The California Department of Social Service issued a statement to the Daily Mail.

"In the case of unaccompanied minor children who cross the border, responsibility for their care falls under the US Department of Health and Human Services or the US Department of Homeland Security," the statement reads. "Should any unaccompanied minors in this situation be placed by the federal government in licensed children's residential facilities or homes in California, our role at CDSS is to ensure licensed facilities meet California's health and safety standards. In response to a request from HHS for an expedited effort to determine which licensed facilities may be willing to assist, CDSS sent out a survey to licensed homes."

The border crisis has seen massive numbers of illegal immigrants flood the U.S. southern border, which has overwhelmed migrant facilities.

According to the U.S. Customs and Border Protection, there have been nearly 30,000 encounters with unaccompanied minors at the border already in the 2021 fiscal-year-to-date. In 2020, there were a total of 33,239 unaccompanied minors encountered at the border. This week, CBS News reported that about 15,500 migrant minors have been detained by the federal government.

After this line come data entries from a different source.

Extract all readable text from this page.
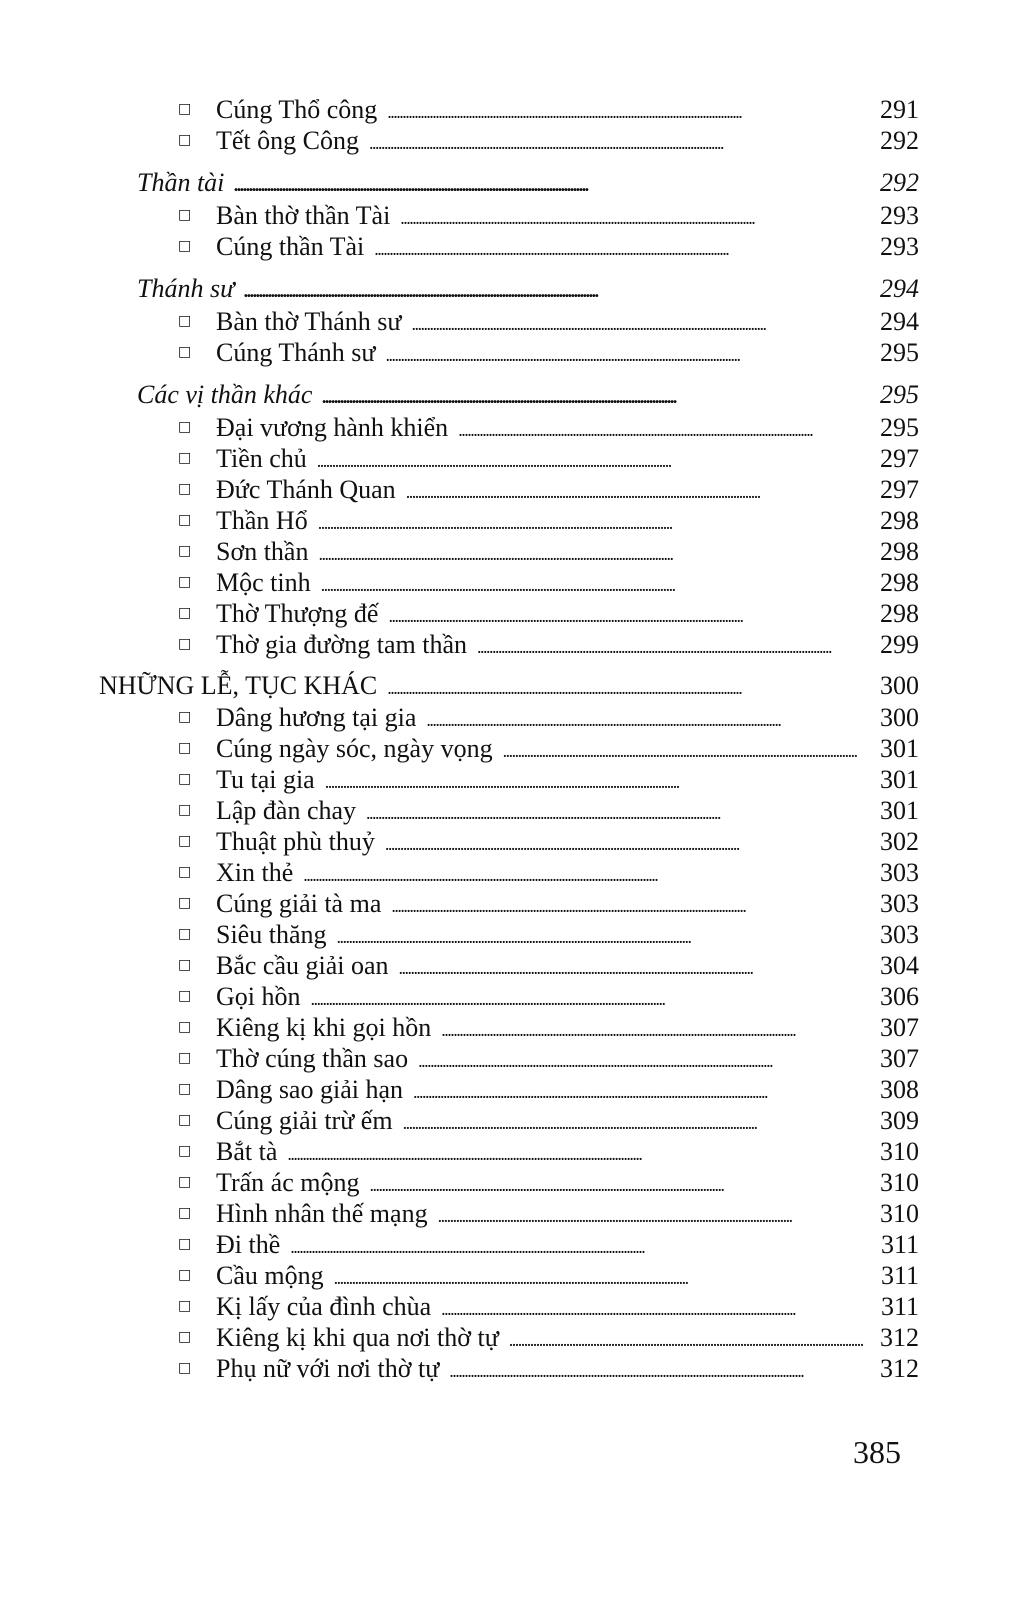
□ Cúng Thổ công . . .	291
□ Tết ông Công . . .	292
Thần tài . . .	292
□ Bàn thờ thần Tài . . .	293
□ Cúng thần Tài . . .	293
Thánh sư . . .	294
□ Bàn thờ Thánh sư . . .	294
□ Cúng Thánh sư . . .	295
Các vị thần khác . . .	295
□ Đại vương hành khiển . . .	295
□ Tiền chủ . . .	297
□ Đức Thánh Quan . . .	297
□ Thần Hổ . . .	298
□ Sơn thần . . .	298
□ Mộc tinh . . .	298
□ Thờ Thượng đế . . .	298
□ Thờ gia đường tam thần . . .	299
NHỮNG LỄ, TỤC KHÁC . . .	300
□ Dâng hương tại gia . . .	300
□ Cúng ngày sóc, ngày vọng . . .	301
□ Tu tại gia . . .	301
□ Lập đàn chay . . .	301
□ Thuật phù thuỷ . . .	302
□ Xin thẻ . . .	303
□ Cúng giải tà ma . . .	303
□ Siêu thăng . . .	303
□ Bắc cầu giải oan . . .	304
□ Gọi hồn . . .	306
□ Kiêng kị khi gọi hồn . . .	307
□ Thờ cúng thần sao . . .	307
□ Dâng sao giải hạn . . .	308
□ Cúng giải trừ ếm . . .	309
□ Bắt tà . . .	310
□ Trấn ác mộng . . .	310
□ Hình nhân thế mạng . . .	310
□ Đi thề . . .	311
□ Cầu mộng . . .	311
□ Kị lấy của đình chùa . . .	311
□ Kiêng kị khi qua nơi thờ tự . . .	312
□ Phụ nữ với nơi thờ tự . . .	312
385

The massive surge of illegal immigrants has inundated migrant facilities near the border; one facility in Donna, Texas, is reportedly packed at 729% capacity.

Last week, Texas Gov. Greg Abbott slammed the Biden administration's handling of the border crisis, "The Biden Administration has been an abject failure when it comes to ensuring the safety of unaccompanied minors who cross our border. The conditions unaccompanied minors face in these federally run facilities is unacceptable and inhumane."

Department of Homeland Security Secretary Alejandro Mayorkas said the United States will not expel unaccompanied minors who travel to the border.

"We will not expel that young child. We will care for that young child and unite that child with a responsible parent," the DHS secretary announced.